Pesquisadores da Universidade Federal do Rio de Janeiro (UFRJ), da Universidade Federal da Bahia (UFBA) e da Universidade de São Paulo (USP) se reuniram nesta terça-feira, 8/9, no Salão Nobre do Fórum de Ciência e Cultura (FCC/UFRJ), para o lançamento da segunda nota técnica do projeto “Avaliação do Programa Agora Tem Especialistas (Pate): estudos sobre extensão de coberturas e ampliação do acesso à atenção especializada no SUS”.
Coordenado por Ligia Bahia, do Instituto de Estudos em Saúde Coletiva (Iesc/UFRJ), Jairnilson Paim, do Instituto de Saúde Coletiva da UFBA, Mário Scheffer e Lucas Andrietta, da Faculdade de Medicina e da Faculdade de Saúde Pública da USP, respectivamente, o estudo é desenvolvido pelas quatro unidades acadêmicas, com financiamento do Ministério da Saúde.
O objetivo é acompanhar as mudanças na atenção especializada (que inclui consultas com especialistas, exames, cirurgias e outros procedimentos) e analisar em que medida elas contribuem para ampliar o acesso aos serviços de saúde e reduzir desigualdades.
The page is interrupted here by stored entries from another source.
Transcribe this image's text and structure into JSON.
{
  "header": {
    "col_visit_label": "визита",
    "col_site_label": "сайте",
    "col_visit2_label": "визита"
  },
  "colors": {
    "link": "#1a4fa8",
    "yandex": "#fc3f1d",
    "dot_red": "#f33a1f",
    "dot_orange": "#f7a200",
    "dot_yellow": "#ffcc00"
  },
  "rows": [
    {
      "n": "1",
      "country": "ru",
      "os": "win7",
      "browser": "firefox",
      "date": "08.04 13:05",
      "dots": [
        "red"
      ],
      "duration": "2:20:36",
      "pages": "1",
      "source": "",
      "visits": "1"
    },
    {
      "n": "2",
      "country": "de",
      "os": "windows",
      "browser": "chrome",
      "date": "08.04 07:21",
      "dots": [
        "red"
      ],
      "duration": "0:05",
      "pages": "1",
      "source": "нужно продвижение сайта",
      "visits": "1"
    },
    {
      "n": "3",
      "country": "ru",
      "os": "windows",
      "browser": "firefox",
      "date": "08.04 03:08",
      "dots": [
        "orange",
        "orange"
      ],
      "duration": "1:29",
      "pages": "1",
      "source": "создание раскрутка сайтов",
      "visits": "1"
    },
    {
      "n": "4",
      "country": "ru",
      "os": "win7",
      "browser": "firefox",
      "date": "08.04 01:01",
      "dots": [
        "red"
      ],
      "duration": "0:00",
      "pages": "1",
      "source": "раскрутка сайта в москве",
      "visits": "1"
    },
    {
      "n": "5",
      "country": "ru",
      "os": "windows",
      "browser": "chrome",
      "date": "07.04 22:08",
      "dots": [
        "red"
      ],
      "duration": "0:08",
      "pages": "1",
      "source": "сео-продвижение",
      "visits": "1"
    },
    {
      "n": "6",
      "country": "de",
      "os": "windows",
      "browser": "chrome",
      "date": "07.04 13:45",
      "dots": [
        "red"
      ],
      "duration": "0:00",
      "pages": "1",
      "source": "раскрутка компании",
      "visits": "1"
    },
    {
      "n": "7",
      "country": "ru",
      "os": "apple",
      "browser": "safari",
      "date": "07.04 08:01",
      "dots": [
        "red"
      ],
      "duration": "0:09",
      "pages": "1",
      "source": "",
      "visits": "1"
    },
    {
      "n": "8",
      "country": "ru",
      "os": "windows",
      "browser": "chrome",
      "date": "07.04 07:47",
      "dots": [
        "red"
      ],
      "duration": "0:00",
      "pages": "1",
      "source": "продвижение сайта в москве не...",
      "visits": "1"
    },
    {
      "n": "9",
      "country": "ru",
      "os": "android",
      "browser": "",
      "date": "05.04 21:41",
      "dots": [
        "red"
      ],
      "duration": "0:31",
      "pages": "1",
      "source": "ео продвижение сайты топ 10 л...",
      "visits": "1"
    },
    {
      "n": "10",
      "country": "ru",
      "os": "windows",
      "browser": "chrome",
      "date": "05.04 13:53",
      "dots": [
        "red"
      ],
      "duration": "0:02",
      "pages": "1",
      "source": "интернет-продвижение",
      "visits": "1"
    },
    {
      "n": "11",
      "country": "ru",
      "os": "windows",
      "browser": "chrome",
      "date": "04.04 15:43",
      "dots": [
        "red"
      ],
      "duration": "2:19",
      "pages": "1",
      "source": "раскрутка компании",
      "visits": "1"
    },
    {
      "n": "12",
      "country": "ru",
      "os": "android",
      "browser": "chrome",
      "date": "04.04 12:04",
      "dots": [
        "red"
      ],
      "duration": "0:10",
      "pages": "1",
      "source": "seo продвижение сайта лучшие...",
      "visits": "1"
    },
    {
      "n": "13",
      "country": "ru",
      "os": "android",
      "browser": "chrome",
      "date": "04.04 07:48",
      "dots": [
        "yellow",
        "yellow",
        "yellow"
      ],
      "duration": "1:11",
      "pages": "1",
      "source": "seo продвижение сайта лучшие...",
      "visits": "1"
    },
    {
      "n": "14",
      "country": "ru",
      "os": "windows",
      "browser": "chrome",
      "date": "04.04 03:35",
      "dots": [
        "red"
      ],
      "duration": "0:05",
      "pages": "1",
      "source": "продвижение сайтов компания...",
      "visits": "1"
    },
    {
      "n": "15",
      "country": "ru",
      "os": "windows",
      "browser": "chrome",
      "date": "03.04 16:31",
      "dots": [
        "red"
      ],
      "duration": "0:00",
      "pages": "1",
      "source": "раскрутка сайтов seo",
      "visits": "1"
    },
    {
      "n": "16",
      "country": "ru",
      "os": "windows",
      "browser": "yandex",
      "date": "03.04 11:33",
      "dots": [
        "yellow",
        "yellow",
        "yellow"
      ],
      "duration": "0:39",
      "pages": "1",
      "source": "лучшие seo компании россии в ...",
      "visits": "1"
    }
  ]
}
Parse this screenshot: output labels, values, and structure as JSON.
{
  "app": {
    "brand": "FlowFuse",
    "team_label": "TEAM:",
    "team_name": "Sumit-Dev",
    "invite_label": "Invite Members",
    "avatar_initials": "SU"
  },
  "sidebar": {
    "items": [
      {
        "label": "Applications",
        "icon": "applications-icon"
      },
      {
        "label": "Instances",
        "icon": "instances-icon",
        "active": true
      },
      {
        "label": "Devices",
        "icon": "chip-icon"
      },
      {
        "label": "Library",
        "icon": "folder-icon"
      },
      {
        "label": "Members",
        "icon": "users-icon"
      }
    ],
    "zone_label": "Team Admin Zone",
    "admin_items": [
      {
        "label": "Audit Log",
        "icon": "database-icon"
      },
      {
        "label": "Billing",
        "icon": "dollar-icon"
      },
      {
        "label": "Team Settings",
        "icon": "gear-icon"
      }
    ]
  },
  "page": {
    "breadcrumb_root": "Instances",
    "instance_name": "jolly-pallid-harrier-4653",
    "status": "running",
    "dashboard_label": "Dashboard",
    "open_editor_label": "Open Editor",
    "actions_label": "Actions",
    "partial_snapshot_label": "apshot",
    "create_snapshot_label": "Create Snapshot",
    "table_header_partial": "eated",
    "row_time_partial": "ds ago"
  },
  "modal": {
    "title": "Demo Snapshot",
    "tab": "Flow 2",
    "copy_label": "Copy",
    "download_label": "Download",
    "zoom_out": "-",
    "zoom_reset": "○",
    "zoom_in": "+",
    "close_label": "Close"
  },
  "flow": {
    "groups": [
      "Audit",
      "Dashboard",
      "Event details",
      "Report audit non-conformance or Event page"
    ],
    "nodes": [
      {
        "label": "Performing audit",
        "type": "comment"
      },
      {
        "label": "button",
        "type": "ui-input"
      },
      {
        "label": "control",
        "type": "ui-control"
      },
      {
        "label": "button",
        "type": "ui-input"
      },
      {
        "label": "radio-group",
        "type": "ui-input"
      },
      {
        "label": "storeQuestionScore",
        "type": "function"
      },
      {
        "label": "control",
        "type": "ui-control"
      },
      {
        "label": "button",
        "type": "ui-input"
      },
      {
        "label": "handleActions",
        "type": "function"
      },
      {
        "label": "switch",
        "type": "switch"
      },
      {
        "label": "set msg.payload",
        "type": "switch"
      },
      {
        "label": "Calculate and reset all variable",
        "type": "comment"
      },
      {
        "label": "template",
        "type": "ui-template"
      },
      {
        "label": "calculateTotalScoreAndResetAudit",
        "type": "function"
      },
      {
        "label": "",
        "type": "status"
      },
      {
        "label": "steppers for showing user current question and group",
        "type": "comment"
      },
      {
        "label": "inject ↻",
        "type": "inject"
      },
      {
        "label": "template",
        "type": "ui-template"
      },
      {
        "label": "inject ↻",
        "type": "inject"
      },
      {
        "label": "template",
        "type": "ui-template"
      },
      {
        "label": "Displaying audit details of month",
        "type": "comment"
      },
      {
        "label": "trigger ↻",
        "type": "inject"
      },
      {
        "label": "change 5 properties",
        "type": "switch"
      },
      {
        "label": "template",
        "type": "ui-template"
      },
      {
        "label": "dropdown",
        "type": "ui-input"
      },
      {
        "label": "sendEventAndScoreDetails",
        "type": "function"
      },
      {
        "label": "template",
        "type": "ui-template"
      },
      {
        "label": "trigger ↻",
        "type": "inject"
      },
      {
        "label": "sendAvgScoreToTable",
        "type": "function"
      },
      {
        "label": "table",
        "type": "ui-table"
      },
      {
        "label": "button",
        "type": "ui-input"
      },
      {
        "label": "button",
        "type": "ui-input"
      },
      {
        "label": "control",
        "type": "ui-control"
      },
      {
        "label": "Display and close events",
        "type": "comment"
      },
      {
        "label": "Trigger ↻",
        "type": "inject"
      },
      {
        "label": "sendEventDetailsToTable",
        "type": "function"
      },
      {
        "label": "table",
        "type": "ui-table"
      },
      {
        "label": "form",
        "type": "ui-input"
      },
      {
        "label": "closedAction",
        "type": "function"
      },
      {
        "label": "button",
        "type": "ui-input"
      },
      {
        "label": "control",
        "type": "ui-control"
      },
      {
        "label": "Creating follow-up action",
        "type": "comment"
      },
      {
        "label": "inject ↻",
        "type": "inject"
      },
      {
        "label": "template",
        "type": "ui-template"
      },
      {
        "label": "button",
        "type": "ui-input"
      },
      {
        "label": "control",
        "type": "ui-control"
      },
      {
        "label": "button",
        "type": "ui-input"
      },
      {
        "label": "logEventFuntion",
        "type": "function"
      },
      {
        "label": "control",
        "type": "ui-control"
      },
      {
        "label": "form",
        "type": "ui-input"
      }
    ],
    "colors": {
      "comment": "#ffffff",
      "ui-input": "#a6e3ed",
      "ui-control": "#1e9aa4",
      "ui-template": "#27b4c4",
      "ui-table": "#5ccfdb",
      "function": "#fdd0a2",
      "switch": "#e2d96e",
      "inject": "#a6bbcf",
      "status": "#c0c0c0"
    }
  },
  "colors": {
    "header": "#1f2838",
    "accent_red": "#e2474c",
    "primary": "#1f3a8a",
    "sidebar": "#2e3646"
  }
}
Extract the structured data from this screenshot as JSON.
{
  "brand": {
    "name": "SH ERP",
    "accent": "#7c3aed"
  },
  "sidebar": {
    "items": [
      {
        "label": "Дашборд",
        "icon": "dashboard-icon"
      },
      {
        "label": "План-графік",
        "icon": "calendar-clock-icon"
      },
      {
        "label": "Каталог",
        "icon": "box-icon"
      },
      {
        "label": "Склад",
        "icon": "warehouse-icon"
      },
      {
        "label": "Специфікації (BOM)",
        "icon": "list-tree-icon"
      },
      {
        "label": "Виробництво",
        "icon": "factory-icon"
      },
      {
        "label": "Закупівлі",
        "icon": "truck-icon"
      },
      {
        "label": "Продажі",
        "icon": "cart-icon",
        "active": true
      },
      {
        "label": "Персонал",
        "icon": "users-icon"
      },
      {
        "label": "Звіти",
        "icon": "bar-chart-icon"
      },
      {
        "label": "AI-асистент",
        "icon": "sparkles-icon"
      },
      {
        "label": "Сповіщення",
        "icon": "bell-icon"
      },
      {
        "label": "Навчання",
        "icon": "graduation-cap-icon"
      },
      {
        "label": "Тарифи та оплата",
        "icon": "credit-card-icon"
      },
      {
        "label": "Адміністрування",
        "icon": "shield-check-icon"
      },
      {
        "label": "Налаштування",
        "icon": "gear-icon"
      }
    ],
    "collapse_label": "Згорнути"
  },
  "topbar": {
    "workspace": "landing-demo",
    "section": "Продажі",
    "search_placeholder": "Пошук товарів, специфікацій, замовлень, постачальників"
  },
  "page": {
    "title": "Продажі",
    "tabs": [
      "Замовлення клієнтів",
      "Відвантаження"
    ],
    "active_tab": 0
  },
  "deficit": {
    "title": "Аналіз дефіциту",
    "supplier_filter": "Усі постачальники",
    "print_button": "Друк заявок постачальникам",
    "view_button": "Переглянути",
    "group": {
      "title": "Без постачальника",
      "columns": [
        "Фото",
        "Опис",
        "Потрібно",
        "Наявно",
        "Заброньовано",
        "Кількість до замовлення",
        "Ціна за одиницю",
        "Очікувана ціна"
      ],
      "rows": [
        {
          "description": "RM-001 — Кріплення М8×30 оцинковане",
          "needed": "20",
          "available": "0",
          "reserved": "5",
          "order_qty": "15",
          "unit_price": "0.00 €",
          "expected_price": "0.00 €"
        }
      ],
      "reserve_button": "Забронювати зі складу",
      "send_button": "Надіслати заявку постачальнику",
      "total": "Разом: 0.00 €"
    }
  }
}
Mas a pesquisa não se limita a uma avaliação da oferta desses serviços. “Nosso objeto é o sistema de saúde, não é a atenção básica, não é a atenção especializada, é o sistema de saúde”, afirmou Ligia Bahia durante a abertura do evento.
Entre os eixos de análise estão as desigualdades e as relações entre os setores público e privado. A nota técnica aponta, por exemplo, que o uso de parcerias com prestadores privados no enfrentamento das filas do SUS reacende o debate sobre o papel do setor suplementar e os riscos de dependência estrutural.
Para o reitor da UFRJ, Roberto Medronho, os efeitos das políticas sobre a rede pública também devem ser considerados na investigação. “Avaliar uma política pública não é enfraquecê-la. Ao contrário, é contribuir para que ela seja mais justa, eficiente e fiel aos princípios que a originaram”, disse. Para Medronho, a análise deve considerar não apenas a quantidade de procedimentos realizados, mas também a redução das desigualdades e a capacidade de o Estado responder às necessidades da população.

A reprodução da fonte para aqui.